Gold has a larger density than lead, and therefore a gold bullet of the same size has larger mass. This makes it a more effective bullet, but not in a simple way.

The energy of the bullet is is equal to the work done by the expanding gases created by the gunpowder, $W=\int p d V$ . If we treat the gases as an ideal gas, created instantaneously, it does not matter what the mass of the bullet is, the work is the same. For larger mass that means the gold bullet will leave the gun with a smaller velocity. While they start with the same energy, the gold bullet will have more energy when it reaches the target, because it looses less energy to air resistance.

There is another effect: The gunpowder gases cannot be treated as an ideal gas. The burning process is incomplete when the bullet starts to move, and it is ongoing even after the bullet leaves the gun (hence the flash of the gunfire). For a larger mass it takes a longer time to move through the barrel, and therefore there is more time to complete the burning. As a result, the gold bullet will experience higher pressure (at each position, or volume $V$ ) relative to the lead bullet. As a result its energy will be, in fact, larger.

The relative weight of these two advantages depends on the range to the target.

Note: a gunpowder burning too fast may create so much pressure that the barrel explodes. The "good" gunpowder is tuned so that it maintains a high pressure even as the bullet moves and the volume increases.
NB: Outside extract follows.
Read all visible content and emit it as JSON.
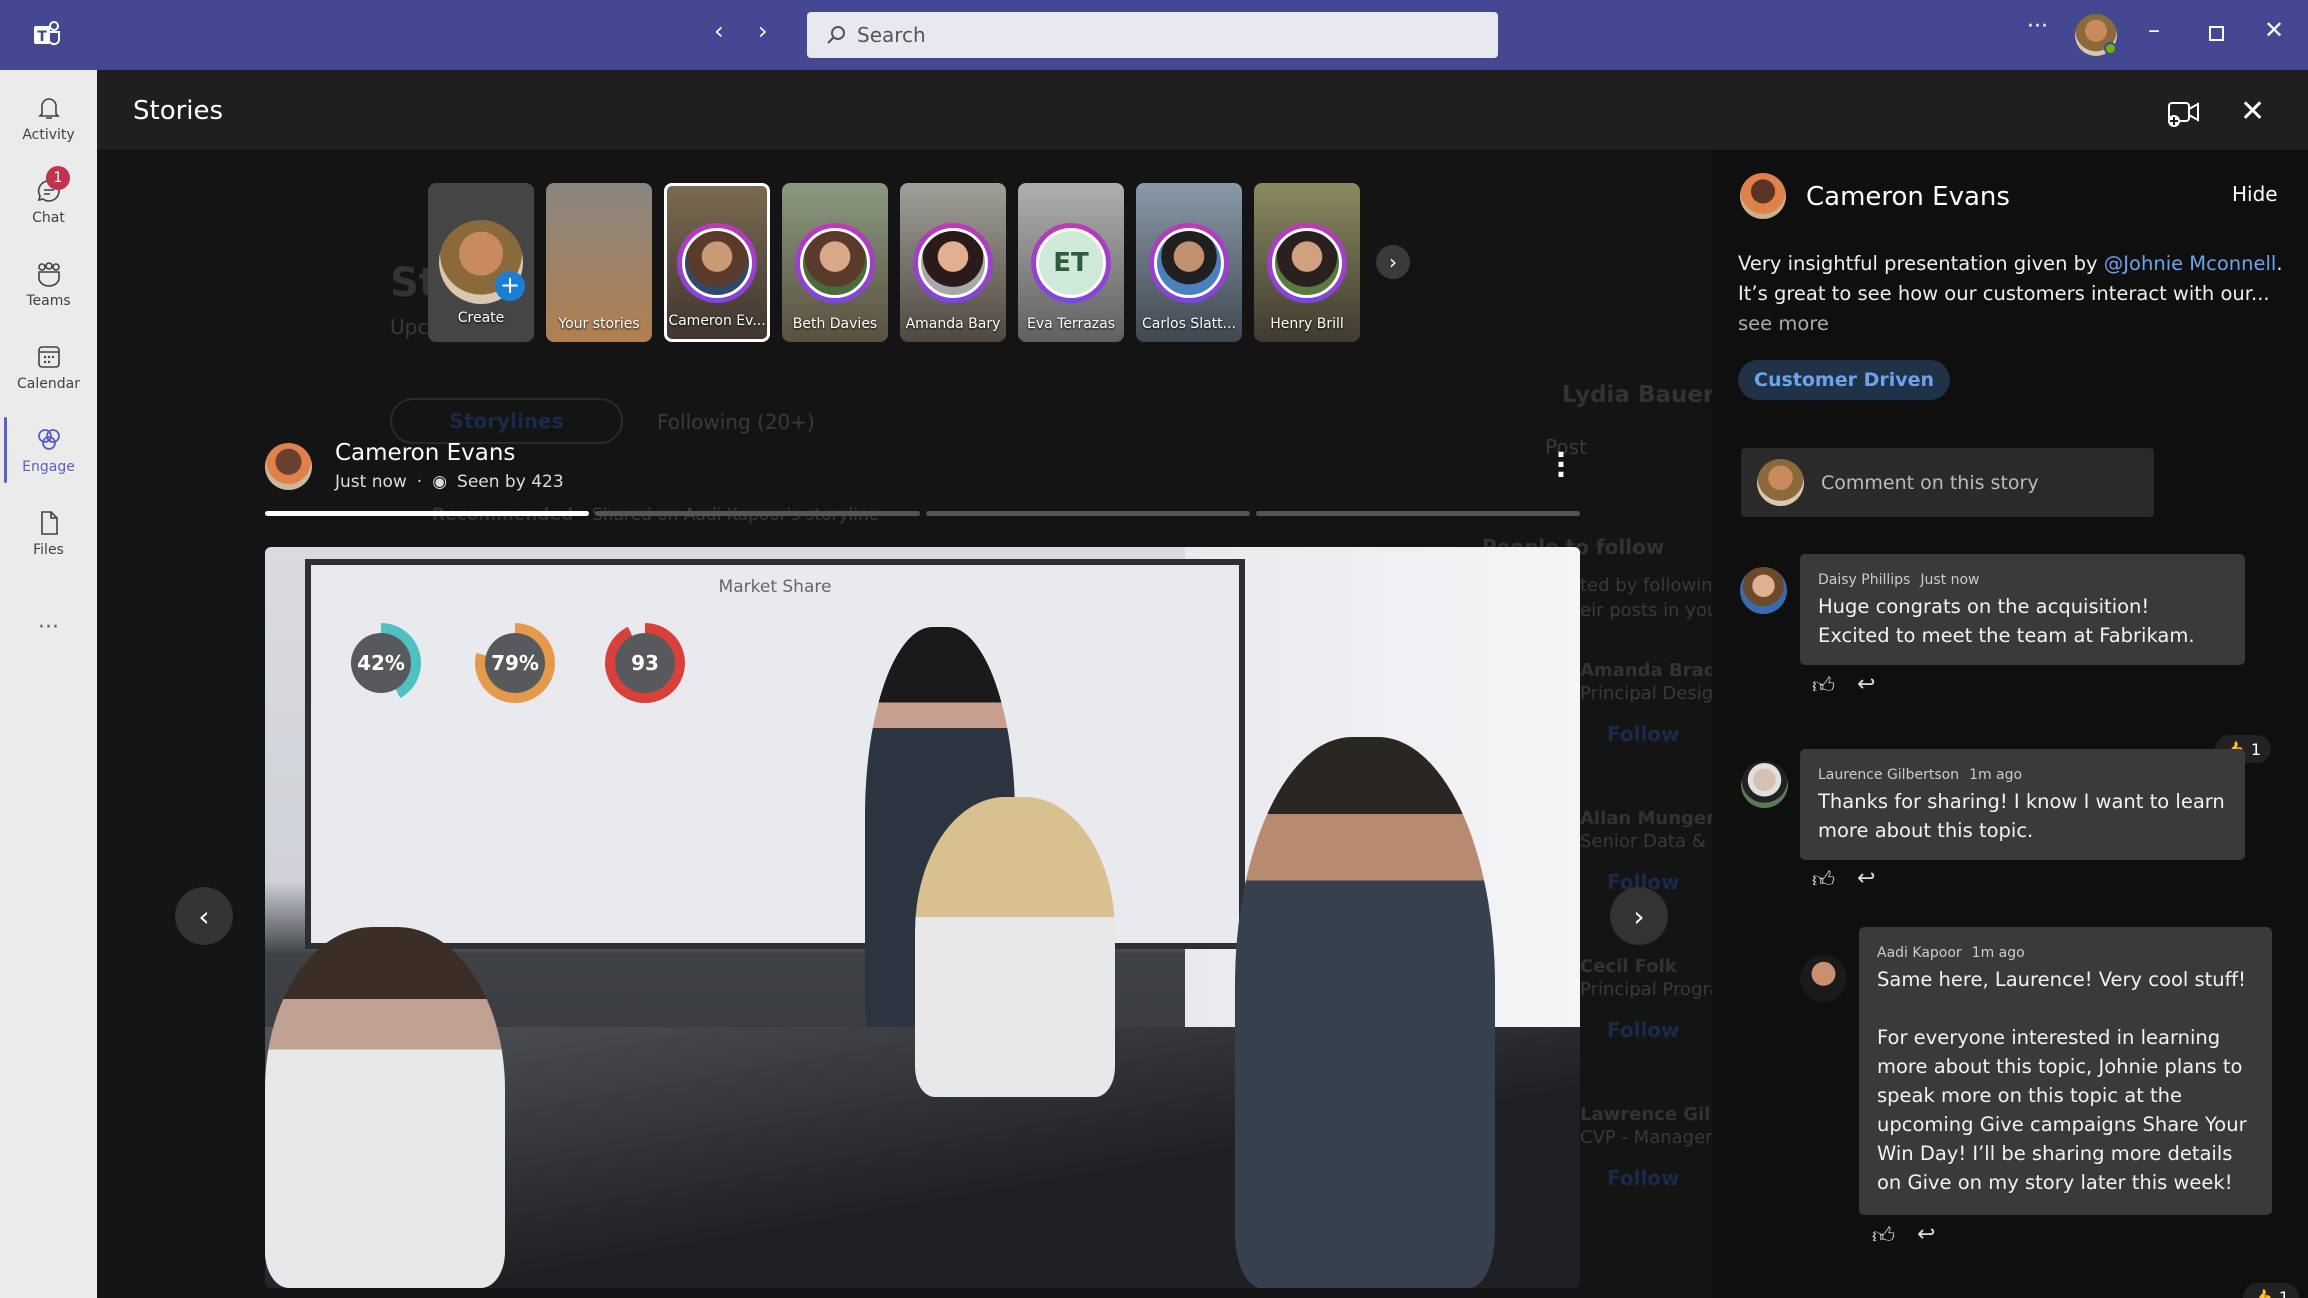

It's easier to deform lead than gold. Deformation costs energy. The less energy the bullet has the less the impact it's going to make. Since the lead bullet will deform more it will have less impact. Furthermore, the golden bullet will not only lose less kinetic energy at impact, it will have more kinetic energy to begin with.

Gold is denser than lead (MOHS hardness scale).

Actually the gold bullet has greater density as compared to the lead one thus gold one posses more (k.E) as compared to lead thus have a greater impact!